Les représailles peuvent prendre de nombreuses formes différentes. Dans la grande majorité des cas (concernant 233 personnes), les représailles ont consisté en la criminalisation, l'arrestation ou des peines de prison; 56 personnes ont subi des violences physiques ou des tortures; au moins 13 personnes, presque toutes des personnels de santé, ont été licenciées ; 17 personnes ont été menacées ; 6 personnes ont été tuées.

La plupart des représailles ont eu lieu dans un contexte général de fortes restrictions des libertés civiles, notamment la déclaration de l'état d'urgence, des lois spéciales sur les fausses informations et la désinformation qui restreignent la liberté d'expression par des formulations vagues et générales, et la persécution active des voix dissidentes.

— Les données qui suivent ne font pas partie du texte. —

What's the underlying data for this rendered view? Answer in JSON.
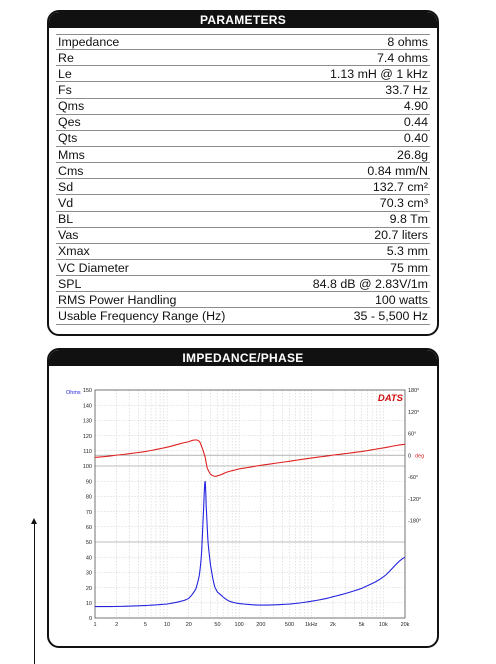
{
  "parameters": {
    "title": "PARAMETERS",
    "rows": [
      {
        "label": "Impedance",
        "value": "8 ohms"
      },
      {
        "label": "Re",
        "value": "7.4 ohms"
      },
      {
        "label": "Le",
        "value": "1.13 mH @ 1 kHz"
      },
      {
        "label": "Fs",
        "value": "33.7 Hz"
      },
      {
        "label": "Qms",
        "value": "4.90"
      },
      {
        "label": "Qes",
        "value": "0.44"
      },
      {
        "label": "Qts",
        "value": "0.40"
      },
      {
        "label": "Mms",
        "value": "26.8g"
      },
      {
        "label": "Cms",
        "value": "0.84 mm/N"
      },
      {
        "label": "Sd",
        "value": "132.7 cm²"
      },
      {
        "label": "Vd",
        "value": "70.3 cm³"
      },
      {
        "label": "BL",
        "value": "9.8 Tm"
      },
      {
        "label": "Vas",
        "value": "20.7 liters"
      },
      {
        "label": "Xmax",
        "value": "5.3 mm"
      },
      {
        "label": "VC Diameter",
        "value": "75 mm"
      },
      {
        "label": "SPL",
        "value": "84.8 dB @ 2.83V/1m"
      },
      {
        "label": "RMS Power Handling",
        "value": "100 watts"
      },
      {
        "label": "Usable Frequency Range (Hz)",
        "value": "35 - 5,500 Hz"
      }
    ]
  },
  "impedance_panel": {
    "title": "IMPEDANCE/PHASE",
    "logo_text": "DATS"
  },
  "colors": {
    "impedance": "#2424e0",
    "phase": "#e02020",
    "grid": "#c8c8c8",
    "frame": "#111111",
    "logo": "#d01010"
  },
  "chart_data": {
    "type": "line",
    "title": "",
    "x_scale": "log",
    "xlim": [
      1,
      20000
    ],
    "x_ticks": [
      1,
      2,
      5,
      10,
      20,
      50,
      100,
      200,
      500,
      1000,
      2000,
      5000,
      10000,
      20000
    ],
    "x_tick_labels": [
      "1",
      "2",
      "5",
      "10",
      "20",
      "50",
      "100",
      "200",
      "500",
      "1kHz",
      "2k",
      "5k",
      "10k",
      "20k"
    ],
    "left_axis": {
      "label": "Ohms",
      "ylim": [
        0,
        150
      ],
      "ticks": [
        0,
        10,
        20,
        30,
        40,
        50,
        60,
        70,
        80,
        90,
        100,
        110,
        120,
        130,
        140,
        150
      ]
    },
    "right_axis": {
      "label": "deg",
      "ylim": [
        -450,
        180
      ],
      "ticks": [
        180,
        120,
        60,
        0,
        -60,
        -120,
        -180
      ],
      "tick_labels": [
        "180°",
        "120°",
        "60°",
        "0",
        "-60°",
        "-120°",
        "-180°"
      ]
    },
    "grid": true,
    "series": [
      {
        "name": "Impedance",
        "axis": "left",
        "x": [
          1,
          2,
          5,
          10,
          15,
          20,
          25,
          28,
          30,
          32,
          33.7,
          35,
          37,
          40,
          45,
          50,
          70,
          100,
          200,
          500,
          1000,
          2000,
          5000,
          10000,
          20000
        ],
        "y": [
          7.5,
          7.6,
          8.2,
          9.2,
          10.8,
          13,
          19,
          28,
          42,
          70,
          90,
          72,
          50,
          35,
          22,
          17,
          11.5,
          9.5,
          8.5,
          9.2,
          11,
          14,
          19.5,
          27,
          40
        ]
      },
      {
        "name": "Phase",
        "axis": "right",
        "x": [
          1,
          2,
          5,
          10,
          20,
          25,
          28,
          30,
          33.7,
          36,
          40,
          45,
          50,
          70,
          100,
          200,
          500,
          1000,
          2000,
          5000,
          10000,
          20000
        ],
        "y": [
          -6,
          0,
          10,
          22,
          37,
          42,
          38,
          25,
          -5,
          -35,
          -52,
          -58,
          -57,
          -46,
          -38,
          -28,
          -17,
          -8,
          0,
          10,
          20,
          30
        ]
      }
    ]
  }
}
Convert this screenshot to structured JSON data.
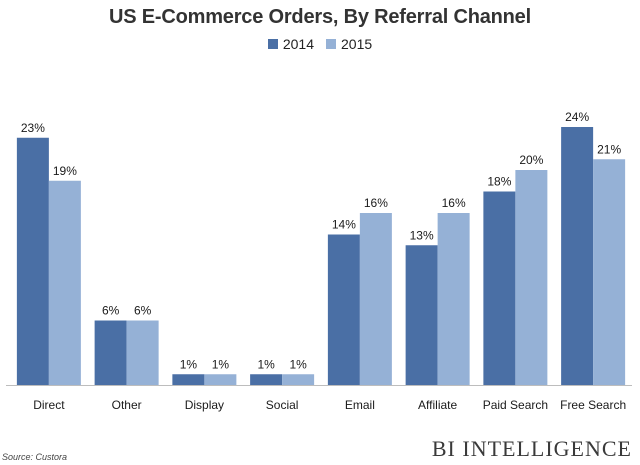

 Les IFI n'ont pas respecté leurs engagements visant à garantir que les personnes touchées par les réponses à la COVID-19 puissent s'exprimer et exercer leurs droits à la liberté d'expression.

  Les IFI n'ont pas pris de mesures décisives et n'ont pas adopté de mesures concrètes pour prévenir et traiter les représailles. Les projets de réponse à la COVID-19 ont été approuvés même après que des représailles aient eu lieu, dont beaucoup étaient publiques et bien connues, et avaient suscité de fortes réactions de la part de la communauté locale et internationale.

Les documents de projet montrent que les IFI n'ont pas procédé à une évaluation préalable de la situation des droits humains en matière de liberté d'expression, qui aurait facilement révélé les difficultés et les obstacles à la participation dans ces pays. Cela aurait aussi clairement exposé la nécessité d'adopter des mesures préventives pour protéger les personnes d'éventuelles représailles pour avoir critiqué les réponses financées par les banques.

 Lorsque des organisations de la société civile (OSC) ont fait part de leurs inquiétudes quant aux graves restrictions de la liberté d'expression dans les pays ayant reçu des fonds pour répondre à la pandémie, les réponses des banques n'ont pas abordé les points soulevés, y compris lorsqu'il était clairement établi que les représailles étaient directement liées aux projets des banques.

Les restrictions à la liberté d'expression affectent directement la qualité et l'efficacité de la réponse à la COVID-19 que les IFI veulent soutenir, et créent des problèmes de non-conformité avec les propres politiques de participation publique et d'engagement des parties prenantes des banques.